Chemrez president Dean Lao Jr. lauded President Ferdinand Marcos Jr.’s decision and assured there is available capacity to meet the increase in biodiesel blend from two percent (B2) to three percent (B3).

“The feedstock is available and the capacities for making CME are ready to support the increase in mandate,” Lao said.

Energy Secretary Raphael Lotilla received the directive from the President on Wednesday to increase the CME or coco-biodiesel blend from 2 percent to 3 percent which could be accommodated by the supply of feedstock.

Lotilla said total coconut production is 15 billion nuts, and the additional one percent blend would need only 2.6 billion nuts.

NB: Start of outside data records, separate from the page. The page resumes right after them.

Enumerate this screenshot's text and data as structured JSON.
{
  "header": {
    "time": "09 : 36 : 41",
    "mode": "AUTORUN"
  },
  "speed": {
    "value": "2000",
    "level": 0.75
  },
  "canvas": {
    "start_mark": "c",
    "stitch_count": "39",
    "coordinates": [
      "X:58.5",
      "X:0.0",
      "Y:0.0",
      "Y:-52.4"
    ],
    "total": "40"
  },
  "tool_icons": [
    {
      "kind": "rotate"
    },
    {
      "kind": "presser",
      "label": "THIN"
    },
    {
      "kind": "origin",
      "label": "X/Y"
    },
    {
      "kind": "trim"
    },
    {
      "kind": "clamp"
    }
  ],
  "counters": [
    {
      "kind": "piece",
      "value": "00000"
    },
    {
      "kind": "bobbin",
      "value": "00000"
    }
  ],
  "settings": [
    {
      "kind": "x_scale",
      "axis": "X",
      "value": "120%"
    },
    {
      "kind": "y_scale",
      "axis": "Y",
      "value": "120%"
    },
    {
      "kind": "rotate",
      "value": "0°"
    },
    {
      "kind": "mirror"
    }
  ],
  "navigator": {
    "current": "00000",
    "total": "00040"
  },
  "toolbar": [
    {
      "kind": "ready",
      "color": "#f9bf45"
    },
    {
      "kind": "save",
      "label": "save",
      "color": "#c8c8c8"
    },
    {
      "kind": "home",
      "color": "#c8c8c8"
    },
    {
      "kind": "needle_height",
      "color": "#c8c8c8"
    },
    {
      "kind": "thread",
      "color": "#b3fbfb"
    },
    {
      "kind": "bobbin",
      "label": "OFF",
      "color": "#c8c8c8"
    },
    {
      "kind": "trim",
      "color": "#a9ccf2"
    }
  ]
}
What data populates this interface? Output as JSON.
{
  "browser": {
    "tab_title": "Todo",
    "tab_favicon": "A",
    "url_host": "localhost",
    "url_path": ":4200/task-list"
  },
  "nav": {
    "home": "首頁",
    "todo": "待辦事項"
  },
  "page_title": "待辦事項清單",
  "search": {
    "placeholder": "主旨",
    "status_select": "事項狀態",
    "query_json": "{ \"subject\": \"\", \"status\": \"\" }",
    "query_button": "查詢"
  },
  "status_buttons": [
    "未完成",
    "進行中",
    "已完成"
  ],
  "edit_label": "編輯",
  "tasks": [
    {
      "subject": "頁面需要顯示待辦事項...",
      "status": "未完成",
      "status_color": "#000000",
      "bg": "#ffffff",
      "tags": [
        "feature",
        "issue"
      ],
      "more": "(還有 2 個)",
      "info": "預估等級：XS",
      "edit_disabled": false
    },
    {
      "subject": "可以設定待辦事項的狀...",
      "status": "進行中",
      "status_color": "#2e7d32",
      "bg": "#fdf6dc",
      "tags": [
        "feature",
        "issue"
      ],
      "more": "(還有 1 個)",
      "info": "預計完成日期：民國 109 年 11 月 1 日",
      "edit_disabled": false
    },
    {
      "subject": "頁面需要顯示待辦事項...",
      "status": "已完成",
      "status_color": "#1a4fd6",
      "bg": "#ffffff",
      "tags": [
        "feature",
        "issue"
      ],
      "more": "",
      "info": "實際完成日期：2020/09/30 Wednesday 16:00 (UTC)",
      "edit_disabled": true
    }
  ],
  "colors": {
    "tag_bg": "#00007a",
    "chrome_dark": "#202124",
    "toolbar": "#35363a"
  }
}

“The increase in the blend can also drive down the cost of coco methyl ester because there will be a bigger market for CME. Right now, we expect at least pure diesel landed price to be at parity with coco methyl ester per liter,” he said.

Lao said consumers could expect many benefits with the B3 mandate such as mileage improvement, lower pollution, import substitution and value adding of coconut oil.

“These benefits will come with no practical cost to the government, yet have extensive benefits to the country. It’s about time the country tap into this valuable resource,” Lao said.

Meanwhile, the President also approved the voluntary implementation of the 20-percent ethanol blend for gasoline which is targeted for approval by the end of 2023. There is currently a mandatory 10-percent blend of ethanol in gasoline.

“The new policy we will be implementing is voluntary and raising it to 20 percent. This is primarily a price mitigation measure because ethanol, especially imported ethanol, is cheaper than the price of gasoline,” Lotilla said.

Lotilla said local ethanol price per liter is P79.49, higher than imported ethanol at P41.84, but local production could only support 48 percent of the 10-percent blend.

“Therefore, the utilization of the higher share of ethanol will result in lower pump prices because of the increased blend,” he said.